BANDIDO CORAZÓN
Acabei de acabar e entregar a tradução do livro "The Heart is Deceitful Above All Things", do JT LeRoy, para a Geração Editorial. Provavelmente o título em português será... MALDITO CORAÇÃO. Calma, calma, eu posso explicar. É o título nacional do filme baseado no livro (que também tem o mesmo nome original do livro, em inglês). Então é melhor aproveitar que está estreando e lançar o livro com o mesmo nome. E eu não acho um nome ruim...
Cá entre nós, o romance é bem melhor do que o filme. Dá uma dimensão maior do "personagem JT". No filme (dirigido pela Asia Argento), ele é colocado como eterna vítima, o que não é algo muito real. O livro mostra como ele resolveu a situação, sendo obrigado a encontrar prazer em meio à violência. Mas acredito que isso seria muito pesado para se mostrar no cinema, especialmente tendo de recorrer a atores mirins para o papel. Além do mais, o romance é muuuuuuuuuuuuuuuuuuuito mais pesado, acreditem.

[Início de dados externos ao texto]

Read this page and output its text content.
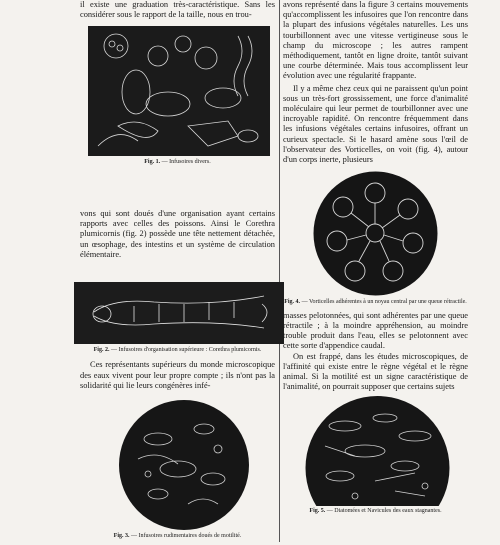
il existe une graduation très-caractéristique. Sans les considérer sous le rapport de la taille, nous en trou-

Fig. 1. — Infusoires divers.

vons qui sont doués d'une organisation ayant certains rapports avec celles des poissons. Ainsi le Corethra plumicornis (fig. 2) possède une tête nettement détachée, un œsophage, des intestins et un système de circulation élémentaire.

Fig. 2. — Infusoires d'organisation supérieure : Corethra plumicornis.

Ces représentants supérieurs du monde microscopique des eaux vivent pour leur propre compte ; ils n'ont pas la solidarité qui lie leurs congénères infé-

Fig. 3. — Infusoires rudimentaires doués de motilité.

avons représenté dans la figure 3 certains mouvements qu'accomplissent les infusoires que l'on rencontre dans la plupart des infusions végétales naturelles. Les uns tourbillonnent avec une vitesse vertigineuse sous le champ du microscope ; les autres rampent méthodiquement, tantôt en ligne droite, tantôt suivant une courbe déterminée. Mais tous accomplissent leur évolution avec une régularité frappante.

Il y a même chez ceux qui ne paraissent qu'un point sous un très-fort grossissement, une force d'animalité moléculaire qui leur permet de tourbillonner avec une incroyable rapidité. On rencontre fréquemment dans les infusions végétales certains infusoires, offrant un curieux spectacle. Si le hasard amène sous l'œil de l'observateur des Vorticelles, on voit (fig. 4), autour d'un corps inerte, plusieurs

Fig. 4. — Vorticelles adhérentes à un noyau central par une queue rétractile.

masses pelotonnées, qui sont adhérentes par une queue rétractile ; à la moindre appréhension, au moindre trouble produit dans l'eau, elles se pelotonnent avec cette sorte d'appendice caudal.

On est frappé, dans les études microscopiques, de l'affinité qui existe entre le règne végétal et le règne animal. Si la motilité est un signe caractéristique de l'animalité, on pourrait supposer que certains sujets

Fig. 5. — Diatomées et Navicules des eaux stagnantes.
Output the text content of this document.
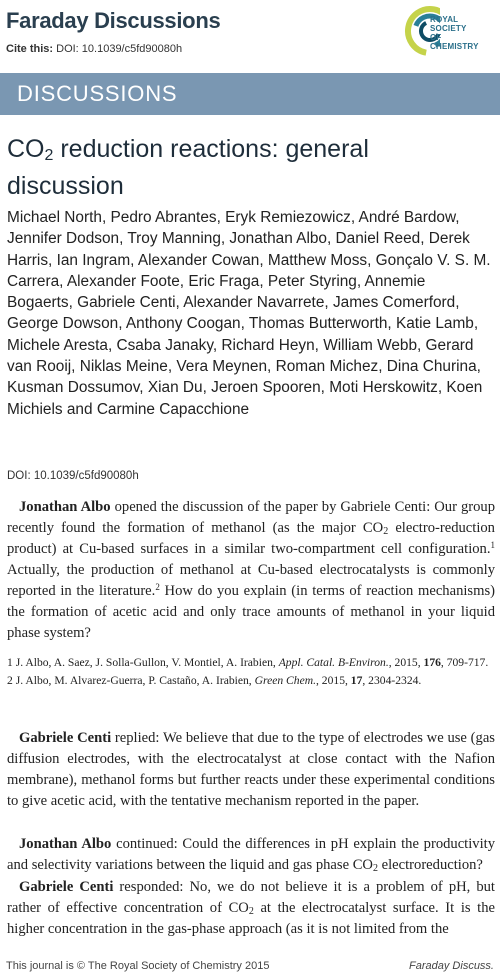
Faraday Discussions
Cite this: DOI: 10.1039/c5fd90080h
ROYAL SOCIETY
OF CHEMISTRY
DISCUSSIONS
$CO_2$ reduction reactions: general discussion
Michael North, Pedro Abrantes, Eryk Remiezowicz, André Bardow, Jennifer Dodson, Troy Manning, Jonathan Albo, Daniel Reed, Derek Harris, Ian Ingram, Alexander Cowan, Matthew Moss, Gonçalo V. S. M. Carrera, Alexander Foote, Eric Fraga, Peter Styring, Annemie Bogaerts, Gabriele Centi, Alexander Navarrete, James Comerford, George Dowson, Anthony Coogan, Thomas Butterworth, Katie Lamb, Michele Aresta, Csaba Janaky, Richard Heyn, William Webb, Gerard van Rooij, Niklas Meine, Vera Meynen, Roman Michez, Dina Churina, Kusman Dossumov, Xian Du, Jeroen Spooren, Moti Herskowitz, Koen Michiels and Carmine Capacchione
DOI: 10.1039/c5fd90080h

Jonathan Albo opened the discussion of the paper by Gabriele Centi: Our group recently found the formation of methanol (as the major $CO_2$ electro-reduction product) at Cu-based surfaces in a similar two-compartment cell configuration.$^1$ Actually, the production of methanol at Cu-based electrocatalysts is commonly reported in the literature.$^2$ How do you explain (in terms of reaction mechanisms) the formation of acetic acid and only trace amounts of methanol in your liquid phase system?

1 J. Albo, A. Saez, J. Solla-Gullon, V. Montiel, A. Irabien, Appl. Catal. B-Environ., 2015, 176, 709-717.
2 J. Albo, M. Alvarez-Guerra, P. Castaño, A. Irabien, Green Chem., 2015, 17, 2304-2324.

Gabriele Centi replied: We believe that due to the type of electrodes we use (gas diffusion electrodes, with the electrocatalyst at close contact with the Nafion membrane), methanol forms but further reacts under these experimental conditions to give acetic acid, with the tentative mechanism reported in the paper.

Jonathan Albo continued: Could the differences in pH explain the productivity and selectivity variations between the liquid and gas phase $CO_2$ electroreduction?

Gabriele Centi responded: No, we do not believe it is a problem of pH, but rather of effective concentration of $CO_2$ at the electrocatalyst surface. It is the higher concentration in the gas-phase approach (as it is not limited from the

This journal is © The Royal Society of Chemistry 2015	Faraday Discuss.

Para quem chegou agora, JT LeRoy é um escritor de 25 anos, que teve uma infância pra lá de bizarra, sendo abusado pelos namorados da mãe, trabalhando de michê desde cedo e sofrendo o diabo. Cresceu e escreveu suas memórias, se tornando uma "coqueluche" nos EUA. Veio ao Brasil recentemente, lançar um de seus livros, e eu acabei o conhecendo, jantando com ele, a convite da editora, que me passou o segundo livro dele para traduzir.
Ao terminar a tradução, fico me perguntando como JT LeRoy se tornou uma "personalidade pop". Ao contrário do que muita gente pensa, a história não traça o perfil de um garoto cool, que sofre os terrores do underground. Não, ele é um garoto que cresce entre os caipiras mais caipiras dos Estados Unidos: cowboys, caminhoneiros, pastores de igreja, e sofre com a hipocrisia de todos eles. O livro também não tem uma estética nada fashion: é uma narrativa pesada, com momentos escatológicos. Para vocês terem uma idéia clara da diferença, há uma cena em que ele, com dez anos de idade, seduz o namorado da mãe. No cinema, esse namorado é interpretado pelo Marilyn Manson. No livro, o namorado é descrito como um caipira barbudo, que assiste programas evangélicos na teve.
Mas enfim, é um bom livro, pesado, mas bom. Ele tem uma preocupação literária. O primeiro, "Sarah" (que já foi lançado pela Geração Editorial, traduzido pelo Flávio Moura) tem uma narrativa mais concentrada. Quero dizer, se concentra num período específico e desenvolve uma única narrativa, que eu também gosto bastante. Esse segundo, "Maldito Coração", pega um período maior da vida dele, e tem um número bem maior de idéias, o que eu considero uma "macro-narrativa".
Muita gente me pergunta, meio desconfiado, se o JT não é apenas "um produto de marketing". Bah, sei lá, eu acho que produto mesmo se vê na TV, na música, para que alguém vai fazer produto de marketing no mercado literário, onde o retorno financeiro é bem menor, mesmo nos EUA? Talvez tenham feito uma "embalagem" para o JT, sim, mas a obra existe e, lendo o "Maldito", é impossível achar que ele escreveu aquilo querendo ser "fashion" ou "moderninho". Se as pessoas o consideram assim, é porque o mundo anda bem doente...
Falando em literatura e doença, encontrei o "mestre" Paulo Roberto Pires na terça (meu ex-editor e, se existisse o produto "Santiago Nazarian", ele seria o responsável, hehe), ele me disse que a Ediouro comprou o "Running with Scissors" do Augusten Burroughs, livro de memórias bizarras, semelhante ao JT. É fenomenal, tentei vender pra Planeta (e pegar para traduzir), mas já tinha sido vendido. Agora é tarde, a versão em português sai em breve, traduzida sei lá por quem... Mas eu recomendo com veemência.
Recomendo também o show da Karine Alexandrino, cantora kitsch do Ceará que está aqui em SP para uma mini turnê. Assisti ontem no Café Camaleon (algo assim), com abertura do sensacional Multiplex (que também é kitsch e também é chique). Karine canta músicas com títulos como "Tenho Febre, Mas Vou Buscar Nosso Dinheiro" e "Como me Tornei uma Adúltera".
Mas o melhor mesmo foi o esquenta antes, aqui em casa, com os queridíssimos Luciancencov, César, Del
Fuego, Carol, Cris e cia. É raro eu reunir o povo, mas quando acontece, a gente quebra tudo.